The findings will be presented at the upcoming fall meeting of the American Chemical Society (ACS).
AI’s widespread applications have made it an essential part of modern technology. Nonetheless, many AI models function as black boxes, leaving uncertainty about the processes behind their outputs. This lack of transparency can create doubt, especially when dealing with potential drug molecules. “As scientists, we value the need for justification,” says Rebecca Davis, a chemistry professor at the University of Manitoba. “If we can develop models that illuminate how AI makes its choices, it could trust what scientists and the public think about these methods.”
One effective way to provide this clarity is through XAI. The machine learning algorithms within XAI allow us to peek behind the curtain of AI decision-making. While XAI can be beneficial in numerous contexts, Davis’ research specifically investigates its use in AI models for drug discovery, particularly for predicting new antibiotic candidates. Given the rigorous screening process thousands of potential drug candidates undergo just to approve one new medication—and the ongoing challenge of antibiotic resistance—accurate and efficient prediction models are essential. “I want to utilize XAI to gain insight into what information we need to teach computers about chemistry,” says Hunter Sturm, a graduate student in Davis’ lab who will present the findings at the meeting.
The research team began by inputting databases of known drug molecules into an AI model designed to forecast the biological effects of different compounds. They then employed an XAI model created by collaborator Pascal Friederich from Karlsruhe Institute of Technology in Germany to analyze which specific aspects of the drug molecules influenced the AI’s predictions. This approach elucidated why certain molecules were considered active or inactive by the model, helping Davis and Sturm comprehend what factors were deemed significant by the AI and how it categorized various compounds.

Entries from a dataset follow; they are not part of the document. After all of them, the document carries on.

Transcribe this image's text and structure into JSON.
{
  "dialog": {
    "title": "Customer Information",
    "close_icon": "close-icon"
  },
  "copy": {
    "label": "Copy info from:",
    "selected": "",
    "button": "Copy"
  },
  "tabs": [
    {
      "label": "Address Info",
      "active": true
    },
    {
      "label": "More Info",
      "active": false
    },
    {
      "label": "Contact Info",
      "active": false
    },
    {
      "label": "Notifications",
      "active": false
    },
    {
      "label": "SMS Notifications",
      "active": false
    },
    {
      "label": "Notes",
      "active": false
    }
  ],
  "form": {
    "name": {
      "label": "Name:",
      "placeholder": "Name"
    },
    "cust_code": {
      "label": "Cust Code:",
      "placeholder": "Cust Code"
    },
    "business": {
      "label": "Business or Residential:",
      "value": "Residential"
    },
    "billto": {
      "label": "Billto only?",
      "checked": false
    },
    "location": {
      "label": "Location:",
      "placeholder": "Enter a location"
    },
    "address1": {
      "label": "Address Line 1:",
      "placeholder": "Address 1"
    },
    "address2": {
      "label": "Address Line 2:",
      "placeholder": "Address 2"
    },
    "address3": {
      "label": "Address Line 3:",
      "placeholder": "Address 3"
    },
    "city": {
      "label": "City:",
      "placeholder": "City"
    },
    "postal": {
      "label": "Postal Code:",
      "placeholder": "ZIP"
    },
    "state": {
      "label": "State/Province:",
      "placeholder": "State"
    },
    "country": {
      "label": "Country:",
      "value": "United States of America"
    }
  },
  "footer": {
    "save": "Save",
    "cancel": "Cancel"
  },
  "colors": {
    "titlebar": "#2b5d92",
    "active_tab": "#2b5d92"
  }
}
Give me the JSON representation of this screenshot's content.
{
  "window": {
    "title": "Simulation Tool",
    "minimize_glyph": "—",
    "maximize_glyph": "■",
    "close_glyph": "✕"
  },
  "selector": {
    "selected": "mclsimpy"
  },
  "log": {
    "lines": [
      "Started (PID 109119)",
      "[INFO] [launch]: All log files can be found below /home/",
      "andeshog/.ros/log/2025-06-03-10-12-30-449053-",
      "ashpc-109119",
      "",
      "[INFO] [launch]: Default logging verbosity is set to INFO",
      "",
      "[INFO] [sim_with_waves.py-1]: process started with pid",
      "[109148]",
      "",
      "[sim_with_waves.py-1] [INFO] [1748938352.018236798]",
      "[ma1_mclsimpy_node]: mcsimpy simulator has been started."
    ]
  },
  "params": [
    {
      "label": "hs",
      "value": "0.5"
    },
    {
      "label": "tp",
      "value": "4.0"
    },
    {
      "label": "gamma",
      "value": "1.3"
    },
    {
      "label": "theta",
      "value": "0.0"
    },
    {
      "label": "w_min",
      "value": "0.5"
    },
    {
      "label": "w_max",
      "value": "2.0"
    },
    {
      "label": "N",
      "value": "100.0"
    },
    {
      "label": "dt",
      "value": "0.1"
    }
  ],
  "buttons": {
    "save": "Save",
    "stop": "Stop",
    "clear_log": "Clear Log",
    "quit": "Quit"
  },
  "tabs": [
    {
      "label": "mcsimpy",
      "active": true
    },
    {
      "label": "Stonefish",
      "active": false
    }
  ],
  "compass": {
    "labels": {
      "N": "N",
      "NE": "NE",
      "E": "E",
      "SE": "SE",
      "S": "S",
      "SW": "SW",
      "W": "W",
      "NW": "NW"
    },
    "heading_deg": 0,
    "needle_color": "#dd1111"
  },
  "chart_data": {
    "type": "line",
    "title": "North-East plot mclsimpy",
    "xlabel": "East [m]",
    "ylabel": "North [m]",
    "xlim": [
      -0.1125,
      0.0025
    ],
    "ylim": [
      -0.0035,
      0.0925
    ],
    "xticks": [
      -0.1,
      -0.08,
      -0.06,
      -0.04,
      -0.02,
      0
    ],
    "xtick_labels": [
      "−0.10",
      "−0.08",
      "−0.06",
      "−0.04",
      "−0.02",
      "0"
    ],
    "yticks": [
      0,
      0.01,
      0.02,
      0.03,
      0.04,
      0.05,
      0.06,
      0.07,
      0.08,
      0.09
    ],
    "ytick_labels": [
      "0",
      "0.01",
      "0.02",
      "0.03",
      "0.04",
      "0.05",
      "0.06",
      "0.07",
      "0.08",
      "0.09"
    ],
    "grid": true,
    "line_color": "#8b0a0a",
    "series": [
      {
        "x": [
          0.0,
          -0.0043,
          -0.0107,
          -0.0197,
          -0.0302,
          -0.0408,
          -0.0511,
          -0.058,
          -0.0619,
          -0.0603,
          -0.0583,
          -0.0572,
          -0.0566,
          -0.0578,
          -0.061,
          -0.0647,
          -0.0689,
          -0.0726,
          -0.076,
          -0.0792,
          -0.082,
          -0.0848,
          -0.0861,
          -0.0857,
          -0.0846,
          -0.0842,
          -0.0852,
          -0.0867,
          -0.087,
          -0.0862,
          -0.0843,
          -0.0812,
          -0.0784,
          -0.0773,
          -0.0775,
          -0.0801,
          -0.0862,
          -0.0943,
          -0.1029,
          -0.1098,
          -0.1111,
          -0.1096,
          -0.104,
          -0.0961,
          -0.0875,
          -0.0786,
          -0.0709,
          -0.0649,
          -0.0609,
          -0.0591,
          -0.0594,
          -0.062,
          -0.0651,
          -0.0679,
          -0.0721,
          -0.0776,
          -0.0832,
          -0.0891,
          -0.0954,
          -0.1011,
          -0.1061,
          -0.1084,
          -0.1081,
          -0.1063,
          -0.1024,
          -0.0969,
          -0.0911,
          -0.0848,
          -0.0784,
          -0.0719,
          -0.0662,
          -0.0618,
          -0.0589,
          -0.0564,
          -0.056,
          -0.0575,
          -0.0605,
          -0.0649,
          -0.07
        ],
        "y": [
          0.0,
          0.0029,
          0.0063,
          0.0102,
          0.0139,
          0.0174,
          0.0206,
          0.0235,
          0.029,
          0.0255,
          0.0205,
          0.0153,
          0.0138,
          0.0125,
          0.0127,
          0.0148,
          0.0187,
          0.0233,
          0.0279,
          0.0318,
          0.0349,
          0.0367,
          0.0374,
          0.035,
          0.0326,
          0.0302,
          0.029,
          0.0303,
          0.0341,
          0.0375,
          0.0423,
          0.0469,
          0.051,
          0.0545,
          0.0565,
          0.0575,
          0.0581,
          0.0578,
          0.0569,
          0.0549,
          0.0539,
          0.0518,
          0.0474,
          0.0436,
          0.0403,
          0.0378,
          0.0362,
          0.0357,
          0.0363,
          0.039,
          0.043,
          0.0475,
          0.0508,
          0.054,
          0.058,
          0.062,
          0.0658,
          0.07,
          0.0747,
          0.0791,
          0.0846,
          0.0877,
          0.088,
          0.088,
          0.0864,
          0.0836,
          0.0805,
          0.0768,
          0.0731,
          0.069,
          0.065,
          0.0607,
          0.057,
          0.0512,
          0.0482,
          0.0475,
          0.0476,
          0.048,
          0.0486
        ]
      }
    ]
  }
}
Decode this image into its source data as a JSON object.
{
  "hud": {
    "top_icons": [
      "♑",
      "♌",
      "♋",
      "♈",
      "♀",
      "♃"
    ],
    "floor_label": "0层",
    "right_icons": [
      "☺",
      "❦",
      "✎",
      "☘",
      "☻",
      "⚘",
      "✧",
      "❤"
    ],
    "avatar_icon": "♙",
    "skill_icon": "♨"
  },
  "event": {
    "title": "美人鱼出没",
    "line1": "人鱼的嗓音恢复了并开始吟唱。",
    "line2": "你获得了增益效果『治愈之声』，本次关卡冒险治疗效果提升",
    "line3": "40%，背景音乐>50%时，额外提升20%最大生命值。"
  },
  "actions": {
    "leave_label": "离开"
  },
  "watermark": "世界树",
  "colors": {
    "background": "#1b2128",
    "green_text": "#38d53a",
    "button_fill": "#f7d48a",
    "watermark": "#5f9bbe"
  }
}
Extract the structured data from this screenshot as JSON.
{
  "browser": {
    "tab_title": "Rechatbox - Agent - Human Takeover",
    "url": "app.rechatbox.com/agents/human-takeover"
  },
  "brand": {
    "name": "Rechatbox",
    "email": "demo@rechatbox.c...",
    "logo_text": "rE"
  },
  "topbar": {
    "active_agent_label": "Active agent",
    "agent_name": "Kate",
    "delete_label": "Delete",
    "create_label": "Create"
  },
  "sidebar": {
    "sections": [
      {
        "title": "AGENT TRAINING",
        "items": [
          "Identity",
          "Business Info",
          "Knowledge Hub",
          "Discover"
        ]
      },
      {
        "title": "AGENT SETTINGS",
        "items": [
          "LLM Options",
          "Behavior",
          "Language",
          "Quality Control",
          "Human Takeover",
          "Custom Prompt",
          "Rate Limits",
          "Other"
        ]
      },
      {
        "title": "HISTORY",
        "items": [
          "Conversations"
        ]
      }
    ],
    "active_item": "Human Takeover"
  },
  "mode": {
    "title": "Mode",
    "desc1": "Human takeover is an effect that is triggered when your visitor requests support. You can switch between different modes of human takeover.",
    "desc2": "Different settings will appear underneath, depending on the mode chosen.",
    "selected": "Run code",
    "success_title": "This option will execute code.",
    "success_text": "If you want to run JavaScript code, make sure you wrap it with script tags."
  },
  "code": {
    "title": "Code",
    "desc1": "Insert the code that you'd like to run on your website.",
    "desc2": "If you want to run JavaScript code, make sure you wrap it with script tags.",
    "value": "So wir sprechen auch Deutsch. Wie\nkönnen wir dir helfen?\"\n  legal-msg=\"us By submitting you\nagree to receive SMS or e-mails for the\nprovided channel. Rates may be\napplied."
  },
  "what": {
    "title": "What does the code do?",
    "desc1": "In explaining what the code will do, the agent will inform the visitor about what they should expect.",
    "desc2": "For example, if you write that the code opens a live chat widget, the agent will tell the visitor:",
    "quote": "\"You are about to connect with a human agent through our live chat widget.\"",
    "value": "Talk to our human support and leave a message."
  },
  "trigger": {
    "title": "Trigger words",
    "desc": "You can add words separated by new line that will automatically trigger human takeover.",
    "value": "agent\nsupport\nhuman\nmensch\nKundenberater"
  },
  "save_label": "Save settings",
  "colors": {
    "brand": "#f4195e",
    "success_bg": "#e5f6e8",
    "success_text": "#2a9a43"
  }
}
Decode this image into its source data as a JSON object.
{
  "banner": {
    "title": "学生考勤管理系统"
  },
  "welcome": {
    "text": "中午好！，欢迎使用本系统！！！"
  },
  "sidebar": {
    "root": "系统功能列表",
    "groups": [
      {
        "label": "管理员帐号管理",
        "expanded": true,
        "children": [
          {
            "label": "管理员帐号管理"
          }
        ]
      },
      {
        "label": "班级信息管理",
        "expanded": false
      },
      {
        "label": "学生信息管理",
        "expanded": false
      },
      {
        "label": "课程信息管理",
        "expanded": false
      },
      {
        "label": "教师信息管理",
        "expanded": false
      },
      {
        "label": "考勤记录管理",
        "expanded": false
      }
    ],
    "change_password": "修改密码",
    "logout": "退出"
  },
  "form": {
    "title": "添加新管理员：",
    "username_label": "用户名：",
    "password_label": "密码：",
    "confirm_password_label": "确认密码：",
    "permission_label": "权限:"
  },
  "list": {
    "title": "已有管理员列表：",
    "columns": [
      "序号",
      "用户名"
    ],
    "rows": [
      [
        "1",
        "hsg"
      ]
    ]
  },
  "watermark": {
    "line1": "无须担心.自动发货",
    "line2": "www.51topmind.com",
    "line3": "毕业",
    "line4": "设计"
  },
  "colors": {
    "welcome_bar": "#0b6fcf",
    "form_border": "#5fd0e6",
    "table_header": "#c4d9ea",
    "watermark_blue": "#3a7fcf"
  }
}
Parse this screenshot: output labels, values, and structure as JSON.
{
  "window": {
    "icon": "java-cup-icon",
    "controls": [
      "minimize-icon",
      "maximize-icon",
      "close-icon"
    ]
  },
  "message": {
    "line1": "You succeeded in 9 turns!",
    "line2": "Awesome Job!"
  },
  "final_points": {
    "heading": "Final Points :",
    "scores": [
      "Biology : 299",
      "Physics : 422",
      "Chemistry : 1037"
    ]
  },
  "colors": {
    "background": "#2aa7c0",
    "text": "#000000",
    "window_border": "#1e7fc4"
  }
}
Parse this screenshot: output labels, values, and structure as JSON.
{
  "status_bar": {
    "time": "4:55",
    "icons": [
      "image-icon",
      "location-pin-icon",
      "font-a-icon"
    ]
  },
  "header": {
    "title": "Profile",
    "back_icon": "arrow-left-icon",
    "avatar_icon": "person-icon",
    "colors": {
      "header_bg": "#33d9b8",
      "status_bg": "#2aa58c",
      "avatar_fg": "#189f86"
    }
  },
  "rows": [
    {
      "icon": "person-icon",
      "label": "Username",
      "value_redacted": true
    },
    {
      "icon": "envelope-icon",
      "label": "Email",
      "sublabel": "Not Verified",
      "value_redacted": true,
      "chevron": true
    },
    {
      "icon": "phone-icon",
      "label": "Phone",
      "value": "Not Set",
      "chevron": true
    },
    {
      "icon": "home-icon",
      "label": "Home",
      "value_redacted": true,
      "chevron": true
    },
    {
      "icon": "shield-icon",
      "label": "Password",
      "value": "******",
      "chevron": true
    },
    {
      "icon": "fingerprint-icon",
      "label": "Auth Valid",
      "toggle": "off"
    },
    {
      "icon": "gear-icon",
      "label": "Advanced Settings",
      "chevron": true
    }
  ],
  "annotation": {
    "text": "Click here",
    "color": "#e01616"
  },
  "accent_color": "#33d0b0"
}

Through their work, the researchers discovered that XAI can uncover factors that humans might overlook, as it can process far more variables and data points simultaneously than a human mind. For example, while evaluating a collection of penicillin molecules, XAI revealed some unexpected findings. “Many chemists traditionally view the core of penicillin as central to its antibiotic actions,” explains Davis. “But XAI indicated the structures linked to that core as the key elements in its classification, rather than the core itself. This might explain why some derivatives of penicillin with that core exhibit limited biological activity,” she says.
Beyond identifying significant molecular features, the team hopes to enhance predictive AI models using XAI. “XAI reveals what the algorithms consider important in terms of antibiotic activity,” clarifies Sturm. “This information can then train the AI model on what to focus on,” Davis adds.
Next, the research team plans to collaborate with a microbiology lab to synthesize and evaluate some of the compounds predicted by the refined AI models to have antibiotic properties. In the long run, they aim for XAI to assist chemists in developing improved or even novel antibiotic compounds, which could be crucial in combating antibiotic-resistant pathogens.
“AI can lead to a lot of skepticism and concern among people. However, if we prompt AI to clarify its processes, it increases the chances of this technology being embraced,” Davis states.
Sturm believes that the incorporation of AI in chemistry and drug discovery signifies the future direction of the field. “We need to establish a solid groundwork. That’s what I aspire to accomplish.”
This research received funding from the University of Manitoba, the Canadian Institutes of Health Research, and the Digital Research Alliance of Canada.